Active - own antibodies/ passive - ready-made antibodies.
1. Humeral; B cell converted to plasma cell by CD4+ which makes the antibody. Bacterial and axtra-cellular.
2. Cellular; macrophages converted to T cells which can create CD4/Th2 and CD8/Th1 via cytokines. Viral, fungal, intra-cellular and lymphocytosis.
Antibodies
Immunoglobulins are proteins with antibody activity.
- IgM (primary)
- IgG (secondary)
- IgA (mucosal)
- IgE (allergy and helminth infections)
- IgD (unknown)
Colonisation
When bacteria grow on body sites exposed to the environment without causing any infection
Latent/asymptomatic infection
An infection that is hidden, inactive or dormant e.g. herpes simplex virus
Infection
The presence of microorganisms causing damage to body tissues, usually in the presence of acute inflammation.
Clinical infection
Signs and symptoms; inflammation, pain, pyrexia, tachycardic, rigors, increased WBC count, increased C reactive protein (CRP)
Pathogenicity
The capacity of a microorganism to cause an infection
Infectivity
Ability of a pathogen to establish an infection
Virulence
Ability to cause harmful effects once established. The severity//harmfulness of a disease. Conferred by invasiveness, toxin production and immune invasion
Sites of viral entry
Respiratory tract, alimentary tract, urogenital tract, conjuctiva, arthropod, capillary, skin
Features of acute viral infection
Located to a specific site of the body. There is development of viraemia with widespread infection of tissue. It starts mildly, increases with time and then lessens. E.g influenza A causes respiratory infection, the destruction of respiratory epithelium, altered cytokine production and fever.
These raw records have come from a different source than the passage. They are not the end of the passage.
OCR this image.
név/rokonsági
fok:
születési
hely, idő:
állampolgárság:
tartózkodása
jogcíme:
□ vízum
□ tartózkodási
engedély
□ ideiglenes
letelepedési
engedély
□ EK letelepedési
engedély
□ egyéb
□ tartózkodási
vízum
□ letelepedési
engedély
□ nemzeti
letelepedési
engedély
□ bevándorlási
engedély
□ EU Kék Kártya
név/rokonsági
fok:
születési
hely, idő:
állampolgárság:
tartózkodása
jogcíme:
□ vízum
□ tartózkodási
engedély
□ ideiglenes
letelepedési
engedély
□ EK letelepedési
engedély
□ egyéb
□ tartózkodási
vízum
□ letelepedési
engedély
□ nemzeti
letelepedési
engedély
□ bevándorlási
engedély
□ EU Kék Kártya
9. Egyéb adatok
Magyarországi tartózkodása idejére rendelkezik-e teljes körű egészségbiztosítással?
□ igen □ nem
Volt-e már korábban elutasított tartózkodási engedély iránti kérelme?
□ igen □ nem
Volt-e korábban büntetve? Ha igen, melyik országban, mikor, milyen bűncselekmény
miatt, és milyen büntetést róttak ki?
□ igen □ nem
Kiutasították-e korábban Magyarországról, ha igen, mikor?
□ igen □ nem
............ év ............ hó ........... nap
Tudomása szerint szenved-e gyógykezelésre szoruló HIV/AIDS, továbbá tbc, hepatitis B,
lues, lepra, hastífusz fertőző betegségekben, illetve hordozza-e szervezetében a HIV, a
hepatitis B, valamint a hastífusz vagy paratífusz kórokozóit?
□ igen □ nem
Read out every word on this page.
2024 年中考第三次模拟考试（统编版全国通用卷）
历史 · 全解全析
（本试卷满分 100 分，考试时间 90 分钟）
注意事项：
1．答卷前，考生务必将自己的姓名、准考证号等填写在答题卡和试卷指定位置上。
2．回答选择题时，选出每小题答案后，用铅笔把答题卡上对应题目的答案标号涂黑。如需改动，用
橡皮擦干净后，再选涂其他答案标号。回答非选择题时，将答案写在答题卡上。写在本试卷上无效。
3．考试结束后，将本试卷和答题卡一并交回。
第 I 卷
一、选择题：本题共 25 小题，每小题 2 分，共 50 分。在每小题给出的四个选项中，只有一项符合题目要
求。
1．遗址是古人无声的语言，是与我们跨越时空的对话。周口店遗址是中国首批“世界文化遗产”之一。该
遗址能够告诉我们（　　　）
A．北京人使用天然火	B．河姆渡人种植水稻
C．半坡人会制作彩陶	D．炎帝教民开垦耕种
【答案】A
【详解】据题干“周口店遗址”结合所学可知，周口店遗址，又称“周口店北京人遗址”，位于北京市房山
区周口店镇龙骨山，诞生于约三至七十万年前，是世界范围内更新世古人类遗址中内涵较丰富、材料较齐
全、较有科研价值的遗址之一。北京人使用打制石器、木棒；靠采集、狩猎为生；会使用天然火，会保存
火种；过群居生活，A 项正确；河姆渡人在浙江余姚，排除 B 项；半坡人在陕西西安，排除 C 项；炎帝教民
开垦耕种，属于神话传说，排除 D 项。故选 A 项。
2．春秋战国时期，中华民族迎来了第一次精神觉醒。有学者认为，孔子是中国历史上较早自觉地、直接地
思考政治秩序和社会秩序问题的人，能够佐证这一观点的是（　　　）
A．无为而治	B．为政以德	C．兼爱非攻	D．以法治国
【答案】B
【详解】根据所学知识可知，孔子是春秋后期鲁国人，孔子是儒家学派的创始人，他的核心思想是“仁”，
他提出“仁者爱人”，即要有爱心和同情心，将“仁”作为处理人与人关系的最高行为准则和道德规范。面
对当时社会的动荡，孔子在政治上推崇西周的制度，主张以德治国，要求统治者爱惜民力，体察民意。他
Features of enterovirus infection
Acute viral infection. Can cause poliomyelitis, aseptic meningitis, myocarditis, pancreatitis, respiratory infection.
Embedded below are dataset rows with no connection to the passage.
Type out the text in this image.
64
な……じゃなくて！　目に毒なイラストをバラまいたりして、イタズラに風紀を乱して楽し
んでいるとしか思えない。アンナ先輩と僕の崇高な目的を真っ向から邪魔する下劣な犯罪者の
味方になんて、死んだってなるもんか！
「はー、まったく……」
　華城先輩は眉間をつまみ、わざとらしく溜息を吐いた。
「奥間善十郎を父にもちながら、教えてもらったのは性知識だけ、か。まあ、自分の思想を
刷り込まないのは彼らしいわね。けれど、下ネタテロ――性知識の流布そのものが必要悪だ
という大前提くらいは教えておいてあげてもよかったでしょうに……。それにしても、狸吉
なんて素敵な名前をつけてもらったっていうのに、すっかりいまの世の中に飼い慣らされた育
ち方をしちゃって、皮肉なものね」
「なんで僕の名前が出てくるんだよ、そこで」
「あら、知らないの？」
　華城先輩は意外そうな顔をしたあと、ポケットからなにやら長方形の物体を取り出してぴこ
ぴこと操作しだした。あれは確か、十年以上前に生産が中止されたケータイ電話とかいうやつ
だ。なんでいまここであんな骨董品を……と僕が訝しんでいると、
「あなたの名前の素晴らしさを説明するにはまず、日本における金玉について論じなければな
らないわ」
Describe how virus can induce tumours
Retrovirus can lead to lymphomas and leukaemias. E.g. Human T-lymphotrophic virus - 1 (HTLV-1); transmitted by blood or mother to child. It infects T cells and modifies host cell gene expression using a transactivating protein and is directly responsible for tumour.
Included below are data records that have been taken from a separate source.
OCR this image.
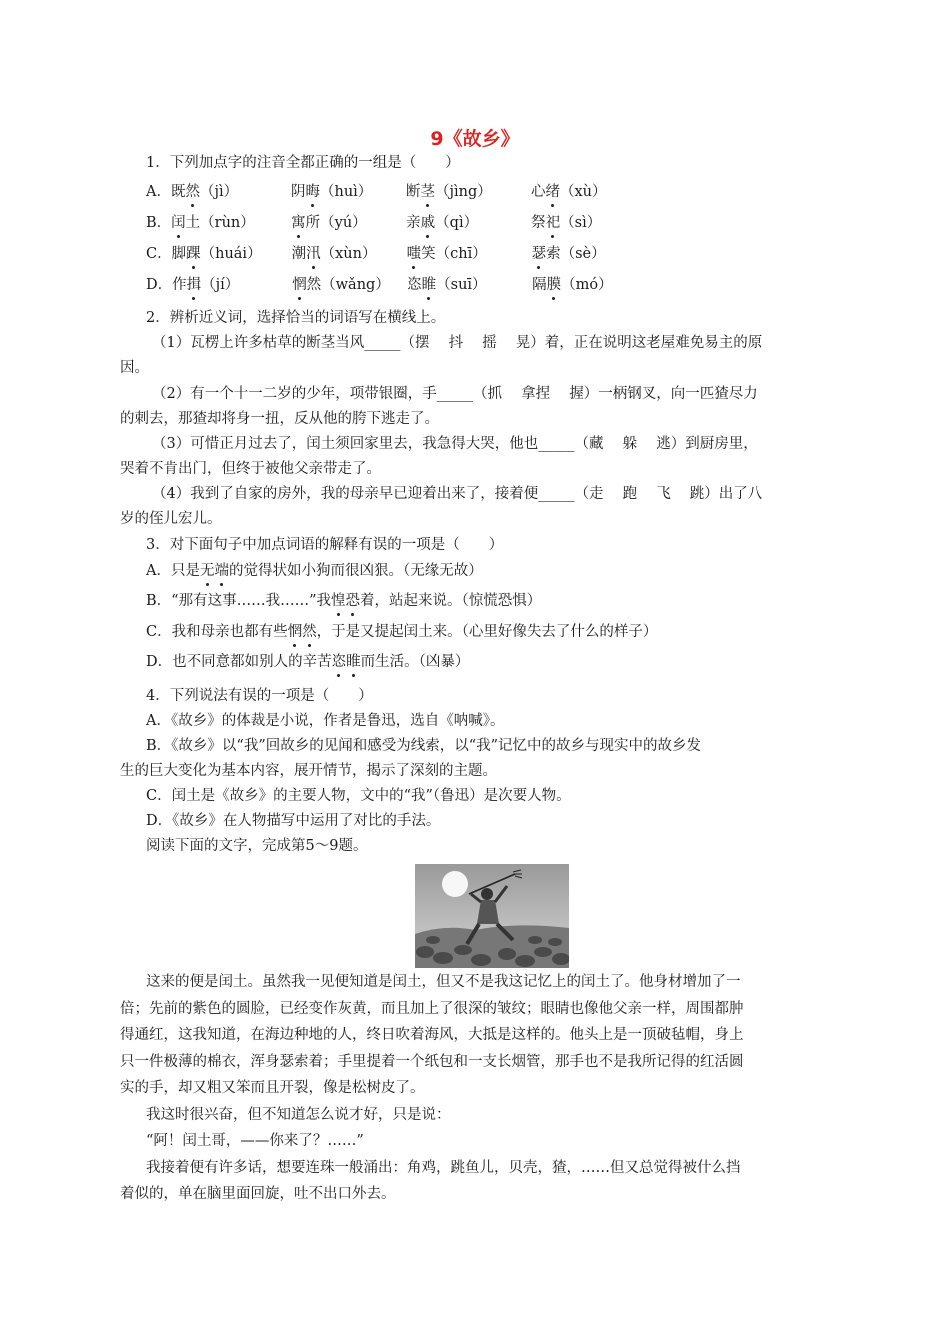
9《故乡》
1．下列加点字的注音全都正确的一组是（　　）
A．既然（jì）	阴晦（huì） 断茎（jìng）	心绪（xù）
B．闰土（rùn）	寓所（yú）	亲戚（qì）	祭祀（sì）
C．脚踝（huái） 潮汛（xùn） 嗤笑（chī）	瑟索（sè）
D．作揖（jí）	惘然（wǎng） 恣睢（suī）	隔膜（mó）
2．辨析近义词，选择恰当的词语写在横线上。
（1）瓦楞上许多枯草的断茎当风_____（摆　 抖　 摇　 晃）着，正在说明这老屋难免易主的原
因。
（2）有一个十一二岁的少年，项带银圈，手_____（抓　 拿捏　 握）一柄钢叉，向一匹猹尽力
的刺去，那猹却将身一扭，反从他的胯下逃走了。
（3）可惜正月过去了，闰土须回家里去，我急得大哭，他也_____（藏　 躲　 逃）到厨房里，
哭着不肯出门，但终于被他父亲带走了。
（4）我到了自家的房外，我的母亲早已迎着出来了，接着便_____（走　 跑　 飞　 跳）出了八
岁的侄儿宏儿。
3．对下面句子中加点词语的解释有误的一项是（　　）
A．只是无端的觉得状如小狗而很凶狠。（无缘无故）
B．“那有这事……我……”我惶恐着，站起来说。（惊慌恐惧）
C．我和母亲也都有些惘然，于是又提起闰土来。（心里好像失去了什么的样子）
D．也不同意都如别人的辛苦恣睢而生活。（凶暴）
4．下列说法有误的一项是（　　）
A．《故乡》的体裁是小说，作者是鲁迅，选自《呐喊》。
B．《故乡》以“我”回故乡的见闻和感受为线索，以“我”记忆中的故乡与现实中的故乡发
生的巨大变化为基本内容，展开情节，揭示了深刻的主题。
C．闰土是《故乡》的主要人物，文中的“我”（鲁迅）是次要人物。
D．《故乡》在人物描写中运用了对比的手法。
阅读下面的文字，完成第5～9题。
这来的便是闰土。虽然我一见便知道是闰土，但又不是我这记忆上的闰土了。他身材增加了一
倍；先前的紫色的圆脸，已经变作灰黄，而且加上了很深的皱纹；眼睛也像他父亲一样，周围都肿
得通红，这我知道，在海边种地的人，终日吹着海风，大抵是这样的。他头上是一顶破毡帽，身上
只一件极薄的棉衣，浑身瑟索着；手里提着一个纸包和一支长烟管，那手也不是我所记得的红活圆
实的手，却又粗又笨而且开裂，像是松树皮了。
我这时很兴奋，但不知道怎么说才好，只是说：
“阿！闰土哥，——你来了？……”
我接着便有许多话，想要连珠一般涌出：角鸡，跳鱼儿，贝壳，猹，……但又总觉得被什么挡
着似的，单在脑里面回旋，吐不出口外去。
Papillomaviruses can cause cervical cancer
Humoral immunity
It mainly responds to bacterial infection and is extra-cellular. It causes acute inflammation and neutrophilia, increased WBC count. It results in the production of proteins called immunoglobulins or antibodies from B lymphocytes.
Cell mediated immunity
Macrophages present antigen and stimulate T cells in an intra-cellular response. Cytokines are produced and control the antibody production . CD8 and Th1 cells control antibody production. CD8 and Th1 cells release suppressor and cytotoxic cells. Th1 activate macrophages for phagocytosis whilst CD8 kill infected host cells/foreign cells. It is useful for viruses, bacteria and fungi.